When did the original book enter your life and what how did the book influence you?
Well, I’m from Burbank, so we never heard about Alice in Wonderland, except from the Disney cartoon and Jefferson Airplane. But it was interesting because that’s what made me realize the power of it is that I got my introduction much more from other illustrators and music, culture and writers, and the imagery would come up in other’s work, and that’s when you start to delve into it and you realize just how powerful it is and that’s why it remains that way.
You shot this in 2D and converted it to 3D, what was your reasoning for doing that?
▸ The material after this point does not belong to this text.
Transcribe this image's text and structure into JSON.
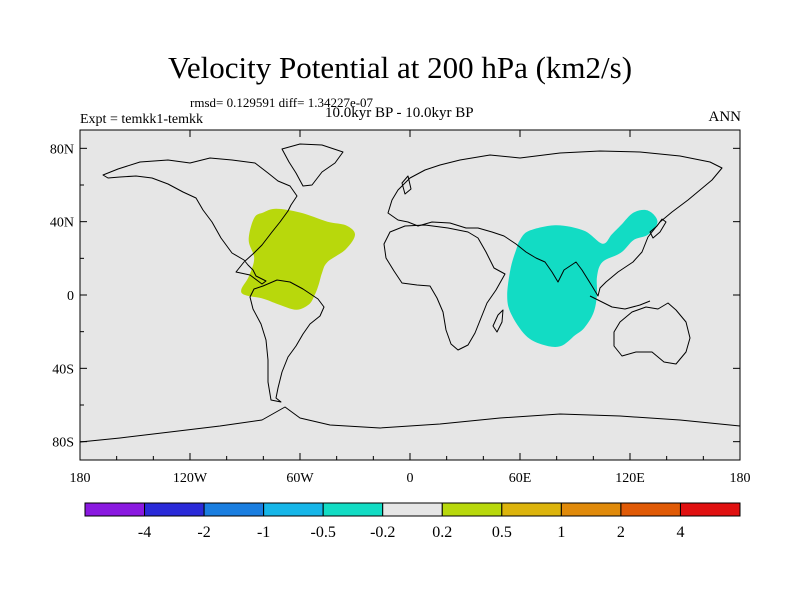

Well, just because all the techniques we were using, there’s no point in shooting in 3D when there’s nothing to shoot. We were using so many different techniques. We didn’t go motion capture. We had live action, we had animation, we had virtual sets, a little bit of sets, so I looked from when we did the conversion for Nightmare (Before Christmas), and Ken Ralston and I looked at things that were shot in 3D and shot in 2D conversion. And it’s like anything; you can see good 3D, bad 3D, good conversion, bad conversion.
We always knew it was 3D, so we did all the proper planning so that when we got to that stage, and when we got all the elements finally together, then it was just another piece of the technology. In fact, that was part of the easier technology than the other elements that we were dealing with.
You’ve collaborated with Johnny Depp before, how did you see your professional and personal relationship grow sharing Alice in Wonderland?
I couldn’t really look at him during the shoot, because he looked like a scary clown. We didn’t make much eye contact during the shoot. Look, I’ve always loved working with Johnny from (Edward) Scissorhands on for many reasons. He likes to play characters, be different things. He doesn’t like watching himself, which I love, because that makes it a lot easier for me. It’s just great, and each time you do something, he’s always trying to do something different, and surprise us, and it’s great when you know somebody and they keep surprising you.
Was there anything in Alice that technologically you couldn’t do yet?
We were just using all different technologies. They’re all out there and people go purely motion capture, purely animation, different forms of animation. I think everything’s a new tool. You always have limitations. You can do more. It’s all great, but I never tried to focus too much on the technology. The fun of it for us is the artistic thing, and feeling like we’re making a movie and not get overly too involved and in love with the technology.
Of all the movies you and Johnny have worked on, which one has been your children’s favorite?
My kids don’t really like my movies. I can’t say, they’re too young; my son’s getting older but since they don’t really know what I do, I can’t really describe to him what I do, so he doesn’t really know what I do – whatever!